Frage des Fußabdrucks

Gesellschaftlich wie moralisch ist es geboten, den eigenen Fußabdruck zu verkleinern und Ressourcenverbrauch zu minimieren – was heißt: sie universalisierbar zu machen. Und nicht zuletzt für sich selbst gilt es zu lernen, aus der Hamsterrad-Logik des „Immer weiter, immer schneller!“ auszusteigen – und zu entdecken, wo im wirklichen Weniger ein mögliches Mehr stecken kann. Selbst wenn Formeln wie „Small is beautiful“ das Motiv der Reduktion bereits als Verheißung codieren: Die Maxime „Weniger ist Mehr“ fällt uns erkennbar schwer; umso mehr, da das Weniger nicht frei gewählt, sondern von außen aufgetragen ist. Weniger Fleisch, weniger Reisen, weniger Wasserverbrauch, zugleich auch weniger Wachstum, Servicepersonal oder Öffnungszeiten – das mag vielleicht für andere Weltgegenden üblich sein, aber wer Überfluss gewohnt ist, muss doch hart schlucken.

Will man verstehen, warum das Mehr zum gesellschaftlichen Normalmodus wurde, muss man ein Stück Moderne-Theorie treiben. Zumindest eine ihrer Standarderzählungen lässt sich rasch skizzieren: Moderne Gesellschaften stabilisieren sich nicht mehr aus dem Rückwärtigen, i. e. aus Herkunft und Tradition, sondern primär aus der Bewegung nach vorne. Nicht der längere Stammbaum soll über gesellschaftliche Positionen entscheiden, so das emanzipatorische Versprechen, sondern die bessere Leistung auf einem freien, wettbewerbsförmigen Markt – wer besser und vor allem: wer schneller besser liefert, erhält den Zuschlag.

Der populistische Trotz dieser Tage macht das Verteilungsproblem deutlich, das in den immer häufigeren Forderungen nach ‚Weniger‘ schlummert.

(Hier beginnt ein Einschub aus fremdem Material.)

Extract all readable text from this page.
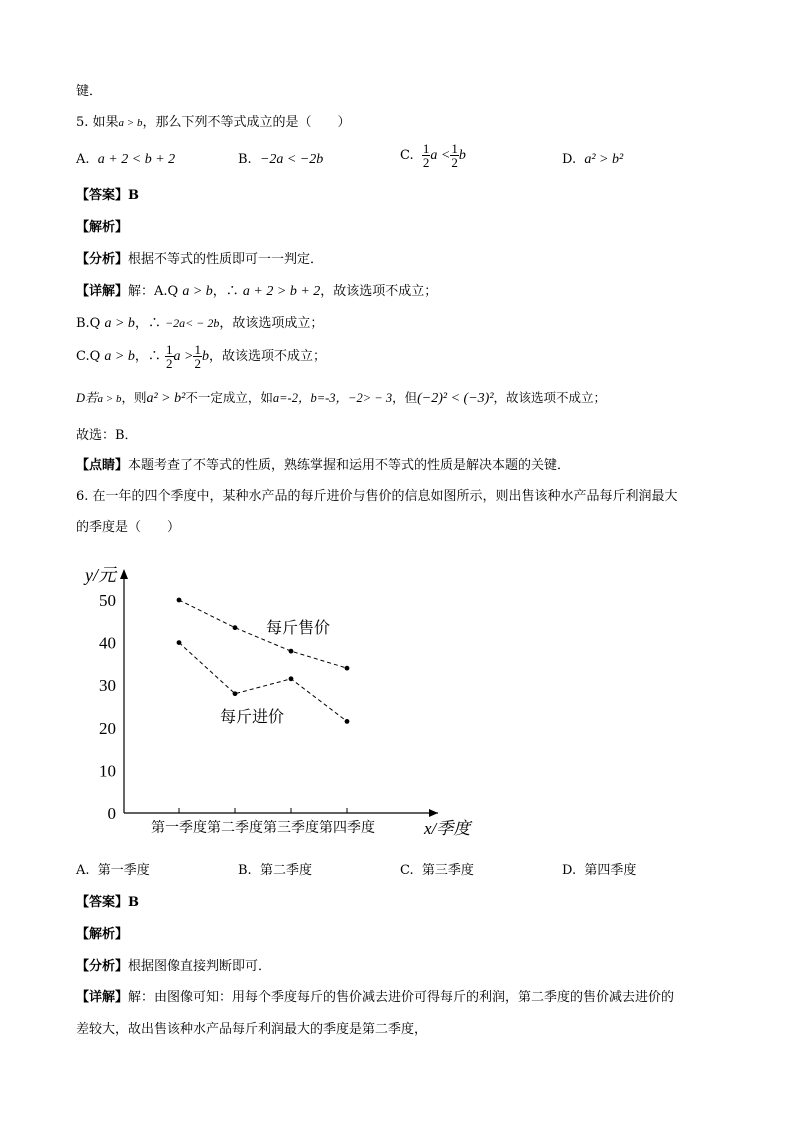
键．
5. 如果a > b，那么下列不等式成立的是（　　）
A. a + 2 < b + 2	B. −2a < −2b	C. $\frac{1}{2}$ $a < \frac{1}{2}$ b	D. a² > b²
【答案】B
【解析】
【分析】根据不等式的性质即可一一判定．
【详解】解：A.Q a > b，∴ a + 2 > b + 2，故该选项不成立；
B.Q a > b，∴ −2a< − 2b，故该选项成立；
C.Q a > b，∴ $\frac{1}{2}$ $a > \frac{1}{2}$ b，故该选项不成立；
D若a > b，则a² > b²不一定成立，如a=-2，b=-3，−2> − 3，但(−2)² < (−3)²，故该选项不成立；
故选：B．
【点睛】本题考查了不等式的性质，熟练掌握和运用不等式的性质是解决本题的关键．
6. 在一年的四个季度中，某种水产品的每斤进价与售价的信息如图所示，则出售该种水产品每斤利润最大
的季度是（　　）
0
10
20
30
40
50
第一季度 第二季度 第三季度 第四季度
y/元
x/季度
每斤售价
每斤进价
A. 第一季度	B. 第二季度	C. 第三季度	D. 第四季度
【答案】B
【解析】
【分析】根据图像直接判断即可．
【详解】解：由图像可知：用每个季度每斤的售价减去进价可得每斤的利润，第二季度的售价减去进价的
差较大，故出售该种水产品每斤利润最大的季度是第二季度，
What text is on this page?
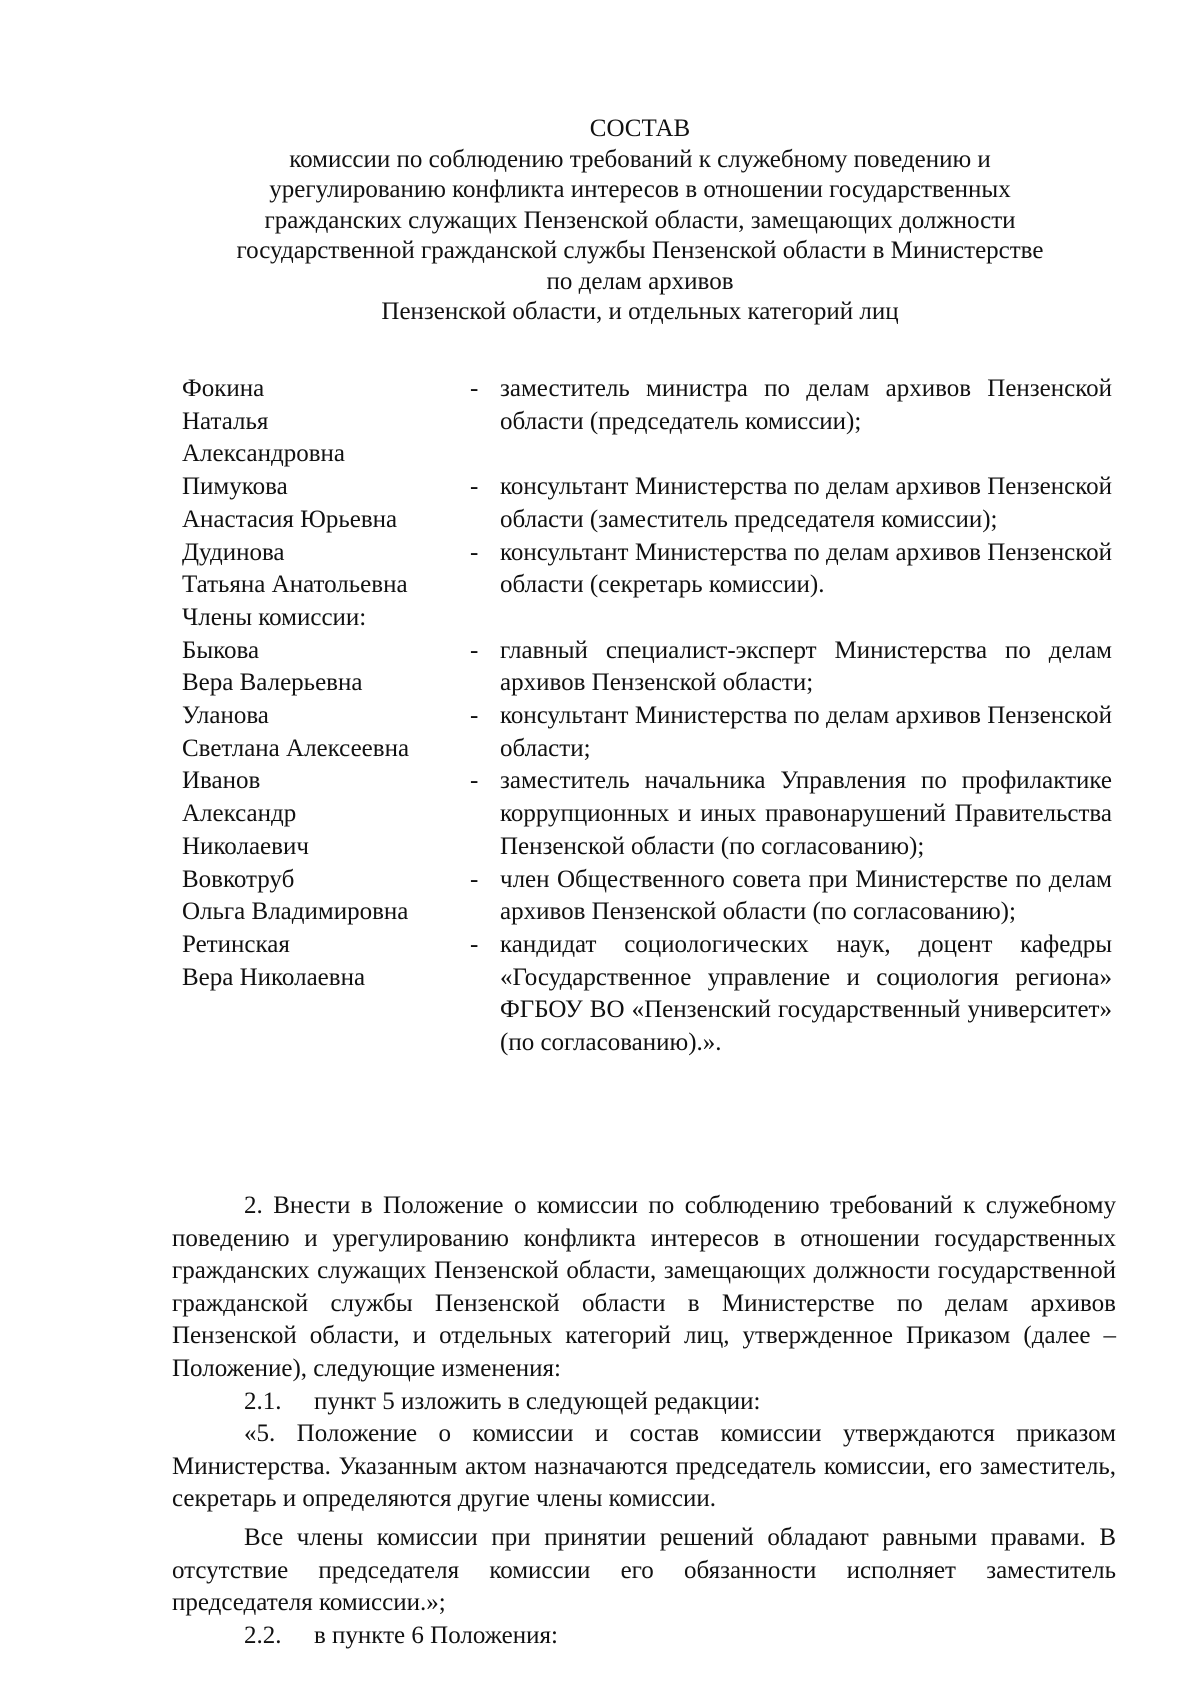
СОСТАВ
комиссии по соблюдению требований к служебному поведению и
урегулированию конфликта интересов в отношении государственных
гражданских служащих Пензенской области, замещающих должности
государственной гражданской службы Пензенской области в Министерстве
по делам архивов
Пензенской области, и отдельных категорий лиц
Фокина
Наталья
Александровна
- заместитель министра по делам архивов Пензенской области (председатель комиссии);
Пимукова
Анастасия Юрьевна
- консультант Министерства по делам архивов Пензенской области (заместитель председателя комиссии);
Дудинова
Татьяна Анатольевна
- консультант Министерства по делам архивов Пензенской области (секретарь комиссии).
Члены комиссии:
Быкова
Вера Валерьевна
- главный специалист-эксперт Министерства по делам архивов Пензенской области;
Уланова
Светлана Алексеевна
- консультант Министерства по делам архивов Пензенской области;
Иванов
Александр
Николаевич
- заместитель начальника Управления по профилактике коррупционных и иных правонарушений Правительства Пензенской области (по согласованию);
Вовкотруб
Ольга Владимировна
- член Общественного совета при Министерстве по делам архивов Пензенской области (по согласованию);
Ретинская
Вера Николаевна
- кандидат социологических наук, доцент кафедры «Государственное управление и социология региона» ФГБОУ ВО «Пензенский государственный университет» (по согласованию).».

2. Внести в Положение о комиссии по соблюдению требований к служебному поведению и урегулированию конфликта интересов в отношении государственных гражданских служащих Пензенской области, замещающих должности государственной гражданской службы Пензенской области в Министерстве по делам архивов Пензенской области, и отдельных категорий лиц, утвержденное Приказом (далее – Положение), следующие изменения:

2.1. пункт 5 изложить в следующей редакции:

«5. Положение о комиссии и состав комиссии утверждаются приказом Министерства. Указанным актом назначаются председатель комиссии, его заместитель, секретарь и определяются другие члены комиссии.

Все члены комиссии при принятии решений обладают равными правами. В отсутствие председателя комиссии его обязанности исполняет заместитель председателя комиссии.»;

2.2. в пункте 6 Положения:
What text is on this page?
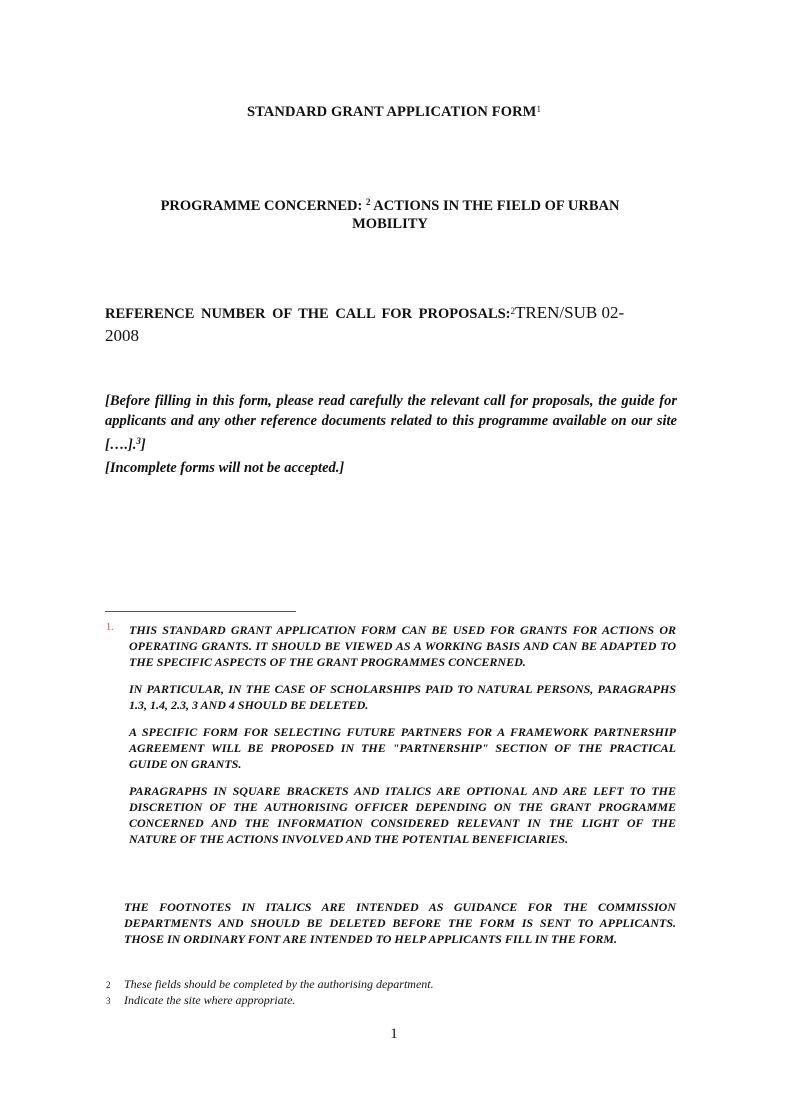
STANDARD GRANT APPLICATION FORM$^1$
PROGRAMME CONCERNED: $^2$ ACTIONS IN THE FIELD OF URBAN
MOBILITY
REFERENCE NUMBER OF THE CALL FOR PROPOSALS:$^2$TREN/SUB 02-
2008
[Before filling in this form, please read carefully the relevant call for proposals, the guide for applicants and any other reference documents related to this programme available on our site [….].$^3$]
[Incomplete forms will not be accepted.]
1. THIS STANDARD GRANT APPLICATION FORM CAN BE USED FOR GRANTS FOR ACTIONS OR OPERATING GRANTS. IT SHOULD BE VIEWED AS A WORKING BASIS AND CAN BE ADAPTED TO THE SPECIFIC ASPECTS OF THE GRANT PROGRAMMES CONCERNED.

IN PARTICULAR, IN THE CASE OF SCHOLARSHIPS PAID TO NATURAL PERSONS, PARAGRAPHS 1.3, 1.4, 2.3, 3 AND 4 SHOULD BE DELETED.

A SPECIFIC FORM FOR SELECTING FUTURE PARTNERS FOR A FRAMEWORK PARTNERSHIP AGREEMENT WILL BE PROPOSED IN THE "PARTNERSHIP" SECTION OF THE PRACTICAL GUIDE ON GRANTS.

PARAGRAPHS IN SQUARE BRACKETS AND ITALICS ARE OPTIONAL AND ARE LEFT TO THE DISCRETION OF THE AUTHORISING OFFICER DEPENDING ON THE GRANT PROGRAMME CONCERNED AND THE INFORMATION CONSIDERED RELEVANT IN THE LIGHT OF THE NATURE OF THE ACTIONS INVOLVED AND THE POTENTIAL BENEFICIARIES.

THE FOOTNOTES IN ITALICS ARE INTENDED AS GUIDANCE FOR THE COMMISSION DEPARTMENTS AND SHOULD BE DELETED BEFORE THE FORM IS SENT TO APPLICANTS. THOSE IN ORDINARY FONT ARE INTENDED TO HELP APPLICANTS FILL IN THE FORM.
2 These fields should be completed by the authorising department.
3 Indicate the site where appropriate.
1
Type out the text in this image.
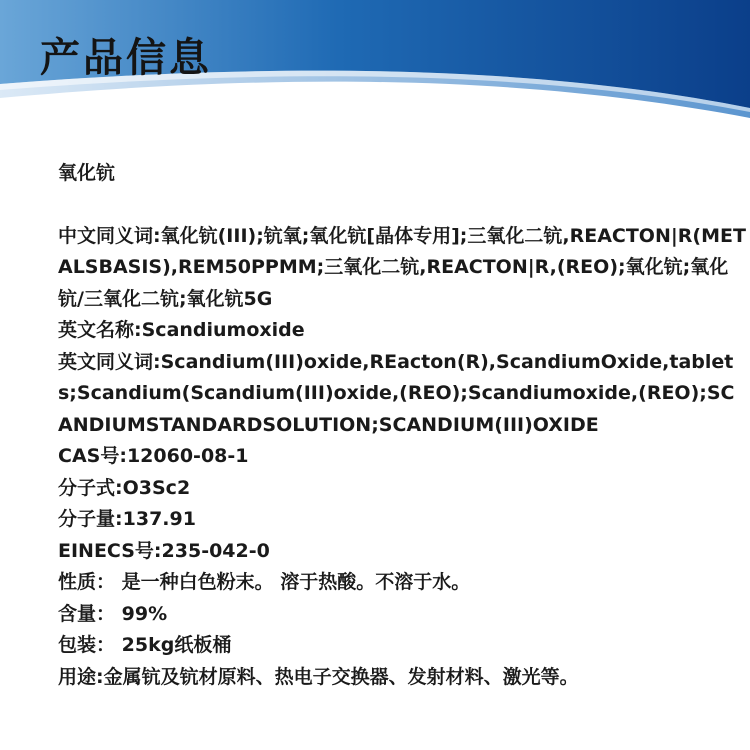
产品信息
氧化钪
中文同义词:氧化钪(III);钪氧;氧化钪[晶体专用];三氧化二钪,REACTON|R(METALSBASIS),REM50PPMM;三氧化二钪,REACTON|R,(REO);氧化钪;氧化钪/三氧化二钪;氧化钪5G
英文名称:Scandiumoxide
英文同义词:Scandium(III)oxide,REacton(R),ScandiumOxide,tablets;Scandium(Scandium(III)oxide,(REO);Scandiumoxide,(REO);SCANDIUMSTANDARDSOLUTION;SCANDIUM(III)OXIDE
CAS号:12060-08-1
分子式:O3Sc2
分子量:137.91
EINECS号:235-042-0
性质： 是一种白色粉末。 溶于热酸。不溶于水。
含量： 99%
包装： 25kg纸板桶
用途:金属钪及钪材原料、热电子交换器、发射材料、激光等。
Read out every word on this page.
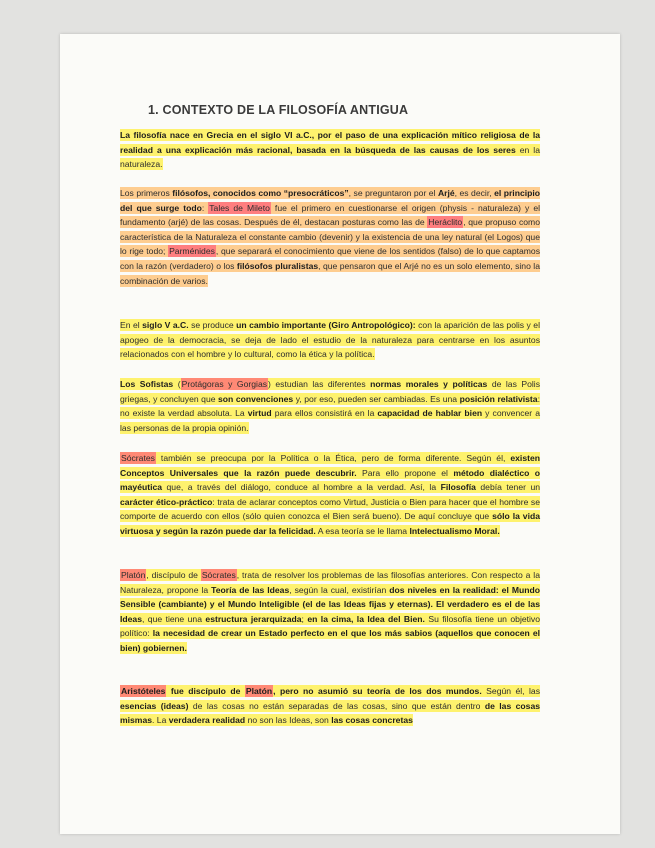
1. CONTEXTO DE LA FILOSOFÍA ANTIGUA

La filosofía nace en Grecia en el siglo VI a.C., por el paso de una explicación mítico religiosa de la realidad a una explicación más racional, basada en la búsqueda de las causas de los seres en la naturaleza.

Los primeros filósofos, conocidos como “presocráticos”, se preguntaron por el Arjé, es decir, el principio del que surge todo: Tales de Mileto fue el primero en cuestionarse el origen (physis - naturaleza) y el fundamento (arjé) de las cosas. Después de él, destacan posturas como las de Heráclito, que propuso como característica de la Naturaleza el constante cambio (devenir) y la existencia de una ley natural (el Logos) que lo rige todo; Parménides, que separará el conocimiento que viene de los sentidos (falso) de lo que captamos con la razón (verdadero) o los filósofos pluralistas, que pensaron que el Arjé no es un solo elemento, sino la combinación de varios.

En el siglo V a.C. se produce un cambio importante (Giro Antropológico): con la aparición de las polis y el apogeo de la democracia, se deja de lado el estudio de la naturaleza para centrarse en los asuntos relacionados con el hombre y lo cultural, como la ética y la política.

Los Sofistas (Protágoras y Gorgias) estudian las diferentes normas morales y políticas de las Polis griegas, y concluyen que son convenciones y, por eso, pueden ser cambiadas. Es una posición relativista: no existe la verdad absoluta. La virtud para ellos consistirá en la capacidad de hablar bien y convencer a las personas de la propia opinión.

Sócrates también se preocupa por la Política o la Ética, pero de forma diferente. Según él, existen Conceptos Universales que la razón puede descubrir. Para ello propone el método dialéctico o mayéutica que, a través del diálogo, conduce al hombre a la verdad. Así, la Filosofía debía tener un carácter ético-práctico: trata de aclarar conceptos como Virtud, Justicia o Bien para hacer que el hombre se comporte de acuerdo con ellos (sólo quien conozca el Bien será bueno). De aquí concluye que sólo la vida virtuosa y según la razón puede dar la felicidad. A esa teoría se le llama Intelectualismo Moral.

Platón, discípulo de Sócrates, trata de resolver los problemas de las filosofías anteriores. Con respecto a la Naturaleza, propone la Teoría de las Ideas, según la cual, existirían dos niveles en la realidad: el Mundo Sensible (cambiante) y el Mundo Inteligible (el de las Ideas fijas y eternas). El verdadero es el de las Ideas, que tiene una estructura jerarquizada; en la cima, la Idea del Bien. Su filosofía tiene un objetivo político: la necesidad de crear un Estado perfecto en el que los más sabios (aquellos que conocen el bien) gobiernen.

Aristóteles fue discípulo de Platón, pero no asumió su teoría de los dos mundos. Según él, las esencias (ideas) de las cosas no están separadas de las cosas, sino que están dentro de las cosas mismas. La verdadera realidad no son las Ideas, son las cosas concretas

Auf diese Weise, so beschreiben es Soziologen wie Hartmut Rosa, sind moderne Gesellschaften grundständig auf Bewegung und Beschleunigung angelegt: Sie stabilisieren sich sozusagen dynamisch. Das Schneller Besser schreibt sich dabei tief in ihre kulturelle Matrizen ein: Das Mehr ist ihre psychosozial wirksame Chiffre. Natürlich mag man einwenden, dass Steigerungslogiken nicht erst seit der Moderne relevant sind; monieren, dass auch in der Moderne das Erbschafts- und Herkunftsprinzip ungebrochen wirksam ist; oder auf kolonialistische Asymmetrien zwischen globalem Norden und Süden hinweisen. Hier aber interessiert die grundsätzliche Dialektik der skizzierten Logik: Das kulturelle Spiel von „Höher, Schneller, Weiter, Mehr“ erschließt nicht nur historisch mehr Freiheitsräume, sondern droht diese zugleich apokalyptisch zu verspielen, wo es jene Ressourcen verbraucht, die für weiteres Wachstum nötig sind – ökologische, soziale, psychische u.a.: Grundlagen, die im Prozess von Wettbewerb und Beschleunigung gleichsam verbrannt werden. Aufs Individuum hin formuliert: Man hat sich zwar etwas aufgebaut, aber ist jetzt innerlich ausgebrannt.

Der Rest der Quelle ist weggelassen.